Boletim Nascer é um direito

Mais uma monstruosidade da indústria da morte contra nascituros e recém nascidos:

O Governo dos Países Baixos quer que os bebês nascidos com doenças incuráveis, sejam legalmente assassinados através da eufemística “morte assistida” ou eutanásia.

Holanda estuda legalizar a eutanásia de bebês

Segundo a Agência ACI, o Governo dos Países Baixos procuraria agora que os bebês nascidos com doenças incuráveis, sejam legalmente assassinados através da eufemística “morte assistida” ou eutanásia.

Atualmente, a eutanásia de bebês está penalizada como crime. Contudo, um grupo de pediatras do hospital de Groningen publicou recentemente que médicos holandeses praticaram durante os últimos sete anos a eutanásia em 22 bebês com espinha bífida sem que os casos tenham sido perseguidos pela justiça.

Espinha bífida é uma das lesões congênitas mais comuns da medula espinhal e é causada pelo fechamento incompleto do canal vertebral (coluna vertebral).
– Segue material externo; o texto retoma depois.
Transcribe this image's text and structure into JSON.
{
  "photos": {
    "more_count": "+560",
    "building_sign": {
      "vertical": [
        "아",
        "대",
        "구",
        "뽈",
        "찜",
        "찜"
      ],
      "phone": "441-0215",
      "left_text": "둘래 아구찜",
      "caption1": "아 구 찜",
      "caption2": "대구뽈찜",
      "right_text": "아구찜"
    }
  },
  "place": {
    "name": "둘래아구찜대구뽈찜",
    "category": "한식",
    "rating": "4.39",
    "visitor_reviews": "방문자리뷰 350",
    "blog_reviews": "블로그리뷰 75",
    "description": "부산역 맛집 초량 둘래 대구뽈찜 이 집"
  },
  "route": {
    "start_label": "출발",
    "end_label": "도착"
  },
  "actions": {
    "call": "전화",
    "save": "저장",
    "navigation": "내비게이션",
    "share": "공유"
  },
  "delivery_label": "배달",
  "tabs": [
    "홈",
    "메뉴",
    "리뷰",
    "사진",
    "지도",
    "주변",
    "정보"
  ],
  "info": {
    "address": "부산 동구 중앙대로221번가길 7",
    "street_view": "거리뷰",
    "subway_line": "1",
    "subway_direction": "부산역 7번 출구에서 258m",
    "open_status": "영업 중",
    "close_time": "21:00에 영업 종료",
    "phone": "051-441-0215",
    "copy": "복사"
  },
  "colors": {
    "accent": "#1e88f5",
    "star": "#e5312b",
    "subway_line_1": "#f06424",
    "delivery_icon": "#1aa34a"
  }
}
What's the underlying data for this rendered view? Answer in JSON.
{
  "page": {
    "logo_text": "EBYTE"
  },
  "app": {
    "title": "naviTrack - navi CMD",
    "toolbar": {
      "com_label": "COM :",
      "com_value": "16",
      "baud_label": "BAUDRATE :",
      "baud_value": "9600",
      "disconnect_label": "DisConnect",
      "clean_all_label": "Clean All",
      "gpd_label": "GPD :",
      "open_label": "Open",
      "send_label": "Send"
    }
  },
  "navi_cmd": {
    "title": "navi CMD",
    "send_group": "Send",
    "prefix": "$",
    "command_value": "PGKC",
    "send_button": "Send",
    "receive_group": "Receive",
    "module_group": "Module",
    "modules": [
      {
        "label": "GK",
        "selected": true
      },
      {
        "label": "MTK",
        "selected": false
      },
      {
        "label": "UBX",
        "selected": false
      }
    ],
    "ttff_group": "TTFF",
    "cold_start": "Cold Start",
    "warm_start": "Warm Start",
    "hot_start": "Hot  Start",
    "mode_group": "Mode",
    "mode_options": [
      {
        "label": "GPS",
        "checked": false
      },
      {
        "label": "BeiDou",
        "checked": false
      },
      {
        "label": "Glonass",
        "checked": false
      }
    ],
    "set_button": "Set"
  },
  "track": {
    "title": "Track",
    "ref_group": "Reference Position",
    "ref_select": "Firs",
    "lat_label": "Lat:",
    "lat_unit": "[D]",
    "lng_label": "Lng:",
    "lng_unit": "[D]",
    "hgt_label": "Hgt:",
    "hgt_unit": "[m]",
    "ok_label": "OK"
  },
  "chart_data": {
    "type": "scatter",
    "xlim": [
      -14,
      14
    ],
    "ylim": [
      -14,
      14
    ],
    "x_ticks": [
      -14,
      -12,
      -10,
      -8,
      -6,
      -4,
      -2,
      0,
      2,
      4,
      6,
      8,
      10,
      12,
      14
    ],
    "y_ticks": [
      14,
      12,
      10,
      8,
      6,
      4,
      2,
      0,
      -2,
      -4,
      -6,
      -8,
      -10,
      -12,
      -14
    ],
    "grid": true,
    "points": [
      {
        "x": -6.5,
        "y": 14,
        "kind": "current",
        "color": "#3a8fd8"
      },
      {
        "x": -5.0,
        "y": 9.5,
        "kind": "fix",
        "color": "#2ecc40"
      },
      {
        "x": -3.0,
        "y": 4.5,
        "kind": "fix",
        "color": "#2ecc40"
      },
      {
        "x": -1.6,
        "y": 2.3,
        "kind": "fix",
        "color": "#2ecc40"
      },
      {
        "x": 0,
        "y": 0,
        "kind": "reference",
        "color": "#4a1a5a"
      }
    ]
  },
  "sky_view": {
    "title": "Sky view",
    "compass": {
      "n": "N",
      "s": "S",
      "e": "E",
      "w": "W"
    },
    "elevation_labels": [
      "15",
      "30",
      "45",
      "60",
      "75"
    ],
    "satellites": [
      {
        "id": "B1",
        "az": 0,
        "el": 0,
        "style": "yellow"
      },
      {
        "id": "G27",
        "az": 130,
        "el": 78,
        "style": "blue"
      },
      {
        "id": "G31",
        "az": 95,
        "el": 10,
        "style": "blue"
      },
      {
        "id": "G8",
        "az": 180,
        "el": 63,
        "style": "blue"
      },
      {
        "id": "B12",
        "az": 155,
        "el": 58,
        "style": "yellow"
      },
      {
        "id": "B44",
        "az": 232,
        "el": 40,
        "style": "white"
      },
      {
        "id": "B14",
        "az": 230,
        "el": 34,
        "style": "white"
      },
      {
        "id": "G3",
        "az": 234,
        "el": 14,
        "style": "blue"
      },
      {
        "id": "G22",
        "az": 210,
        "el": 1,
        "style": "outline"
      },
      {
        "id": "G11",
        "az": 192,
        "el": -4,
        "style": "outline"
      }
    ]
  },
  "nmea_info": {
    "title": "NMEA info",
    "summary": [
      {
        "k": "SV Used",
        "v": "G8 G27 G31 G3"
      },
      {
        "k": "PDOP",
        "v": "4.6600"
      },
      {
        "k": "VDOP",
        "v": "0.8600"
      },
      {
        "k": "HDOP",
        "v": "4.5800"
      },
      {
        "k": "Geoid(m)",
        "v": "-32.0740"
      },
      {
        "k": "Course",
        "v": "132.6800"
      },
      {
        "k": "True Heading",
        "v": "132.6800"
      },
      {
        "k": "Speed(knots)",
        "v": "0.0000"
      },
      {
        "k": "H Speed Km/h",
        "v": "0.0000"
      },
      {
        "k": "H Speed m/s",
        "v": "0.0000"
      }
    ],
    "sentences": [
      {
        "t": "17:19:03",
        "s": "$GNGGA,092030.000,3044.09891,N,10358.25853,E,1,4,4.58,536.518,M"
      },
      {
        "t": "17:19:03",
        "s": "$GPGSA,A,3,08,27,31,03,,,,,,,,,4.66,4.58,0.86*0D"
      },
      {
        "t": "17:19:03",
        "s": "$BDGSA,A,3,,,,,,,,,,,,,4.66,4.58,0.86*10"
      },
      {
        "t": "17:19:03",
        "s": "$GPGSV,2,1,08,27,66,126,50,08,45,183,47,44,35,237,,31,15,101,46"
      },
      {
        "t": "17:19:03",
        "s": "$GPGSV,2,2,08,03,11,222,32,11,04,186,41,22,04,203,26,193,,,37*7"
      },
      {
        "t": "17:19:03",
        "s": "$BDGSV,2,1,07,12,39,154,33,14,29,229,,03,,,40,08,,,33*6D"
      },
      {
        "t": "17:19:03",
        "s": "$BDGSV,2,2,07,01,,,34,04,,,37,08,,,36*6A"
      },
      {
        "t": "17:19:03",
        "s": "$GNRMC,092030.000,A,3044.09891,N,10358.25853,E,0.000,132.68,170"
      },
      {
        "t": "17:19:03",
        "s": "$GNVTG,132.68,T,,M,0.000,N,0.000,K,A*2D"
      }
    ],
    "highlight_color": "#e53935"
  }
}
Quando isso acontece, o tecido nervoso sai através desse orifício, formando uma protuberância mole, na qual a medula espinhal fica sem proteção. (cfr Marta Aoki* Mielomeningocele ou espinha bífida – em entreamigos.com.br)

Segundo o jornal vespertino Handelsblad, os pediatras do Hospital Universitário de Groningen lançaram, no início de 2005 a proposta de criar um protocolo nacional sobre a aplicação da eutanásia em recém-nascidos. Os casos de espinha bífida são, portanto, meros pretextos para que se aplique a morte por determinação médica, com consentimento de parentes. O que está em questão é que esse direito só é de Deus. O Papel da medicina é curar e salvar a vida. Usando de argumentos sentimentais, o que os médicos da morte procuram fazer é antecipar-se ‘a determinação de Deus e seus desígnios para aquela criatura.

Entrando em vigor a aplicação deste protocolo, eliminar-se-ia a possibilidade de que os médicos que pratiquem uma eutanásia a um recém-nascido, possam ser acusados de assassinato, único dique que lhes mantêm afastados da prática desse delito monstruoso.

A atual lei holandesa de eutanásia, não estipula a possibilidade de que os recém-nascidos sejam receptores da chamada “morte assistida”, já que exige, entre outras condições, que seja o paciente quem a solicite pessoal e reiteradamente. A eutanásia só é possível como procedimento legal em pessoas maiores de 16, e em casos excepcionais em maiores de 12 anos. No ano passado se registraram 1886 casos de eutanásia na Holanda. E era de se esperar que novos passos viessem a ser dados rumo ‘a morte, por parte daqueles que tudo devem fazer para preservar a vida. Até por dever de ofício, além das razões éticas ou morais.

De 1997 a 2004, 22 bebês nos Países Baixos foram submetidos à eutanásia. Fechando os olhos para esses crimes, A Procuradoria do Estado justificou, nas correspondentes investigações, que os médicos tinham cumprido com os critérios e requerimentos exigidos, evitando assim a intervenção judicial.

Os médicos holandeses querem que o protocolo sirva de marco para praticar a eutanásia em bebês que padeçam de uma enfermidade “insuportável” e incurável; com a consulta de um segundo médico e o consentimento dos pais.

Para o Presidente da Câmara Federal de Médicos, Jörg-Dietrich Hoppe, esta tentativa “comprova a ‘teoria da ruptura do dique’. Abrir-se-ão as portas para assassinatos em massa de bebês indefesos.

Mais uma monstruosidade neste mudo tresloucado! Veremos proximamente em diversos outros países a mesma tese ser seguida. É inevitável, se nos acomodarmos. É preciso por um basta nessa indústria da morte!

*Marta Aoki - Terapeuta ocupacional do REATA - Laboratório de Estudos em Reabilitação e Tecnologia
Assistiva do Centro de Docência e Pesquisa em Terapia Ocupacional- Faculdade de Medicina - Universidade de São Paulo.